Die SL stellt sich nicht grundsätzlich gegen Winterspiele. Allerdings erachtet sie die Winterspiele in der heutigen Form als Veranstaltung, die nicht nachhaltig durchgeführt werden kann. Es bräuchte ein fundamentales Umdenken und eine ganzheitliche Neukonzeption des Anlasses. Diese sind nicht erkennbar, weshalb SL die Kandidatur "Sion 2026" ablehnt und sich gegen eine Beteiligung des Bundes ausspricht.

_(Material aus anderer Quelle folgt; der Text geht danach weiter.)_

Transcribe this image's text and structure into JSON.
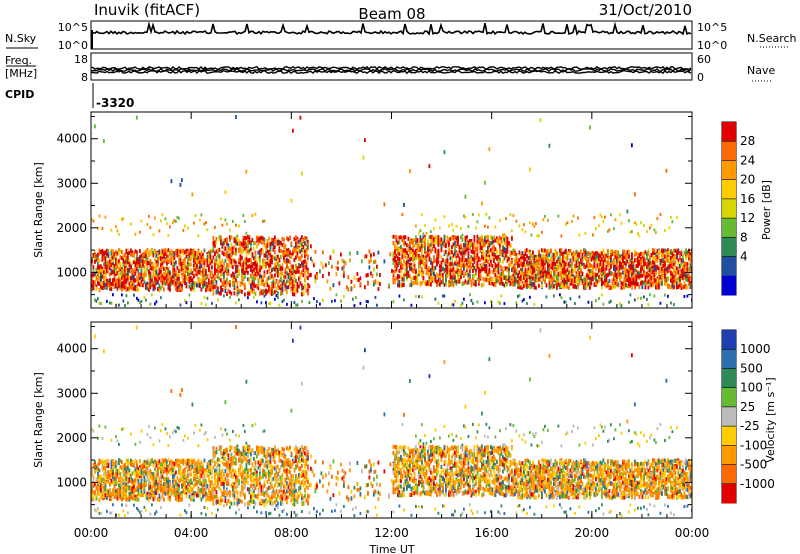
{
  "header": {
    "station": "Inuvik (fitACF)",
    "beam": "Beam 08",
    "date": "31/Oct/2010"
  },
  "strip": {
    "nsky_label": "N.Sky",
    "nsearch_label": "N.Search",
    "freq_label_1": "Freq.",
    "freq_label_2": "[MHz]",
    "nave_label": "Nave",
    "cpid_label": "CPID",
    "cpid_value": "-3320",
    "noise_ticks": [
      "10^5",
      "10^0"
    ],
    "freq_ticks": [
      "18",
      "8"
    ],
    "nave_ticks": [
      "60",
      "0"
    ]
  },
  "chart_data": [
    {
      "type": "heatmap",
      "panel": "power",
      "ylabel": "Slant Range [km]",
      "xlabel": "",
      "ylim": [
        200,
        4600
      ],
      "y_ticks": [
        "4000",
        "3000",
        "2000",
        "1000"
      ],
      "colorbar": {
        "label": "Power [dB]",
        "ticks": [
          "28",
          "24",
          "20",
          "16",
          "12",
          "8",
          "4"
        ],
        "colors": [
          "#e00000",
          "#ff6a00",
          "#ff9a00",
          "#ffcc00",
          "#d7d700",
          "#66bb33",
          "#2e8b57",
          "#1f4fa0",
          "#0000d0"
        ]
      }
    },
    {
      "type": "heatmap",
      "panel": "velocity",
      "ylabel": "Slant Range [km]",
      "xlabel": "Time UT",
      "ylim": [
        200,
        4600
      ],
      "x_ticks": [
        "00:00",
        "04:00",
        "08:00",
        "12:00",
        "16:00",
        "20:00",
        "00:00"
      ],
      "y_ticks": [
        "4000",
        "3000",
        "2000",
        "1000"
      ],
      "colorbar": {
        "label": "Velocity [m s⁻¹]",
        "ticks": [
          "1000",
          "500",
          "100",
          "25",
          "-25",
          "-100",
          "-500",
          "-1000"
        ],
        "colors": [
          "#1f3fb0",
          "#2e6fb0",
          "#2e8b57",
          "#66bb33",
          "#bbbbbb",
          "#ffcc00",
          "#ff9a00",
          "#ff6a00",
          "#e00000"
        ]
      }
    }
  ]
}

Der VCS ist gegen die Durchführung der Winterspiele und lehnt eine Bundesbeteiligung ab. Das bestehende Konzept wird aufgrund der vorliegenden Informationen als ungeeignet beur-teilt, Winterspiele zu veranstalten, die bezüglich möglichst ökologischer Mobilität vorbildlich sind. Besonders bedenklich sind gemäss VCS das besonders verkehrsintensive Konzept mit langen Transportwegen und der Anschluss eines Austragungsortes (St. Moritz) fast ausschliesslich über Flugverkehr. Laut VCS ist der politische Fahrplan so zu gestalten, dass die politischen Entscheidungsträger und die Bevölkerung erst nach Vorliegen des Host City-Vertrags entscheiden, so dass sie die Auswirkungen des Anlasses beurteilen können. Der Bevölkerung soll in Form referendumsfähiger Beschlüsse mindestens ein fakultatives Mitspracherecht gewährt werden.